Robin Williams, 1951-2014

I was on a film set with Robin Williams once, working as a dance extra on his movie “Bicentennial Man.” It was a disastrous night of shooting. Already behind schedule, the lighting set the sprinkler system off at San Francisco’s City Hall, where we were filming. It flooded the set and delayed us yet hours more. Sometime in the middle of the night Williams tried to boost morale among the hundreds of extras by walking among us, shaking hands, and making wisecracks about the ladies’ wacky sci-fi costumes and hairstyles.

The powerful plays goes on, but without his verses. — CC

7 Comments on "Robin Williams, 1951-2014"

  1. Waldo Walters | August 12, 2014 at 3:10 am |

    I saw him perform live once, at a little comedy club in S.F. He wasn’t on the bill and was just sitting anonymously in the back of the audience til he started heckling the comic onstage in a silly voice. This went on for quite a while til people figured out it wasn’t just some random but hilarious drunk. Then Robin went onstage with the other comic, an old friend, and they did 15-20 minutes of off-the-cuff, dazzling, genius comedy.

    He was a Bay Area hippie all the way but he looked great in prep attire, onscreen and off.

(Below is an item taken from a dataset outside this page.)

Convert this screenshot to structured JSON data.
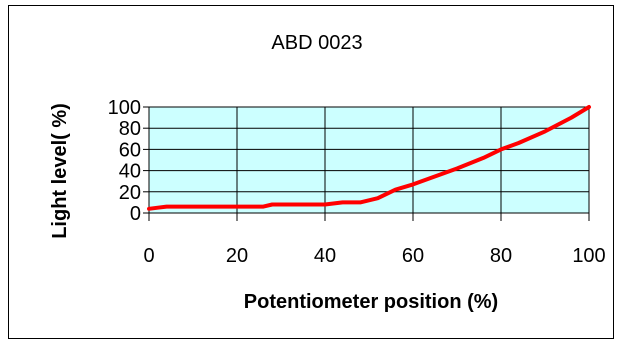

  2. I will never forget this show in 07

  3. G. Bruce Boyer | August 12, 2014 at 12:45 pm |

    A warm, sobering tribute among all the talking head’s babble.

  4. A.E.W. Mason | August 12, 2014 at 2:36 pm |

    Thank you for this post.

    It is a very sad time. I suppose only those who have earnestly attempted suicide (if indeed it was that) know what it is like to feel that the only way out is to end one’s life. Prolonged mental pain, as someone observed, can in some cases be more difficult to bear than physical pain. He must have been in terrible pain.

    He had real genius. I’m inclined to believe he was the nice and generous human being that so many have described. He sure seemed like it to me.

  5. AEWM: I had the surprise pleasure of sitting next to him on a flight from LAX-SFO years ago. Very pleasant, soft spoken and eager to get back home to the Bay Area.

  6. Very interesting, M. Arthur. Please share more if you wish. Must’ve been shocking to see him walk down the aisle and sit next to you, or for you to look for your seat, only to find Robin Williams in the one next to it. How did you break the ice?

  7. Yes, I took the aisle seat and he was against the window. I say against the window because he was looking pretty tired and was gonna snooze. I gave him the same greeting I give any person in a seat next to me. A simple, “How ya doing?”. A few more casual exchanges about the Bay Area and that was the extent of it.